Myanmar does not lean towards China or India. It makes best of the competition between China and India which are competing for Myanmar’s resources.

Bangladesh: Bangladesh currently has an India friendly government and army. Before this Bangladesh had an anti-Indian government and Army. China had taken full advantage of it.

Nepal: China and India are currently locked under a tussle over Nepal. China can do little but has increased considerable influence with the Nepali Maoist. India is not expected to loose its clout in Nepal.

Sri Lanka: This is another area where China is trying to influence. Hambantota port is being developed by China and China is a supplier of military wares to Sri Lanka. Indian influence in Sri lanka is not expected to be lost.

Maldives, Mauritius and Seychelles: China is trying, but, it is not successful in getting ports or bases in these countries due to Indian objections.

Pakistan: Pakistan is currently involved in counter insurgency in its own country and has a very heavy US influence. Pakistan proxy is not currently available to China due to US influence. Gwadar port, which was built with Chinese assistance is under the management of Singapore based company. Chinese have not been able to complete central Asia - Gwadar link due to US influence and Indian friendly government in Afghanistan.

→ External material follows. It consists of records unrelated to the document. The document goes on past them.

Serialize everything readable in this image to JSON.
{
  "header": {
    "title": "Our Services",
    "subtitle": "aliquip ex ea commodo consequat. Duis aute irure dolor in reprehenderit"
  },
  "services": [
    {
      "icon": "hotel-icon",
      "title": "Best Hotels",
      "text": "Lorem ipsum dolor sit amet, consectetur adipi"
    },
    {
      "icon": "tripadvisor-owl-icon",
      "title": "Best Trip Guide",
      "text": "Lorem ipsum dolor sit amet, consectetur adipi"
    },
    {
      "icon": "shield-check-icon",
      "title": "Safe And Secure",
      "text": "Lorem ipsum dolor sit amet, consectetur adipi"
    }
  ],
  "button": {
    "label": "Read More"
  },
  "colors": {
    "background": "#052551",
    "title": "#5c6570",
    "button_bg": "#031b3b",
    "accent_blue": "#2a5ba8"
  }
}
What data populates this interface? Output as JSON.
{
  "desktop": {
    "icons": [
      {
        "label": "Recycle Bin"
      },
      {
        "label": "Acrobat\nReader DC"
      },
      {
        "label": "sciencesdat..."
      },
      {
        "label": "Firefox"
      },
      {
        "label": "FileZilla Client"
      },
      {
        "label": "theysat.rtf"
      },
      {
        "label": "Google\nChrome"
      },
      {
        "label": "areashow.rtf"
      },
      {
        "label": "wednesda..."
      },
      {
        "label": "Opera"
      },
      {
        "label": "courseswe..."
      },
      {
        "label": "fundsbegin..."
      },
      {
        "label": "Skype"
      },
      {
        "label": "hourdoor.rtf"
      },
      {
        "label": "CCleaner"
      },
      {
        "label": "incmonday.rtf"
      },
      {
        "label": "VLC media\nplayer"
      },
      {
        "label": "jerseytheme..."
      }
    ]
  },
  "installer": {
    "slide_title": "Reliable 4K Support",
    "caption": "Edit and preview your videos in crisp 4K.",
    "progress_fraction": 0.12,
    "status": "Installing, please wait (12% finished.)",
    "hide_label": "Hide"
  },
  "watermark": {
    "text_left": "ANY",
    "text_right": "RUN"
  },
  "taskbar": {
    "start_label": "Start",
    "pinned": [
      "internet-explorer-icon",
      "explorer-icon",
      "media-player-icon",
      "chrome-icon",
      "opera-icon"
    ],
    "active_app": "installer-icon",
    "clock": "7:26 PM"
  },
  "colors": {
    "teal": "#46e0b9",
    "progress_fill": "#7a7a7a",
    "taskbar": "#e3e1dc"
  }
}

There are two more countries that are within the Chinese String of Pearls strategy, i.e, Thailand and Cambodia. Thailand has a proximity with Indian Andaman and Nicobar Island. India needs to work on relations with Thailand. Cambodia is currently of less direct significance to India. For China, the fight for dominance over these regions is not yet over as it needs to secure its energy and trade route with Middle East and Africa. India needs a strategy to keep these gains and discourage Chinese dominance within Indian Ocean.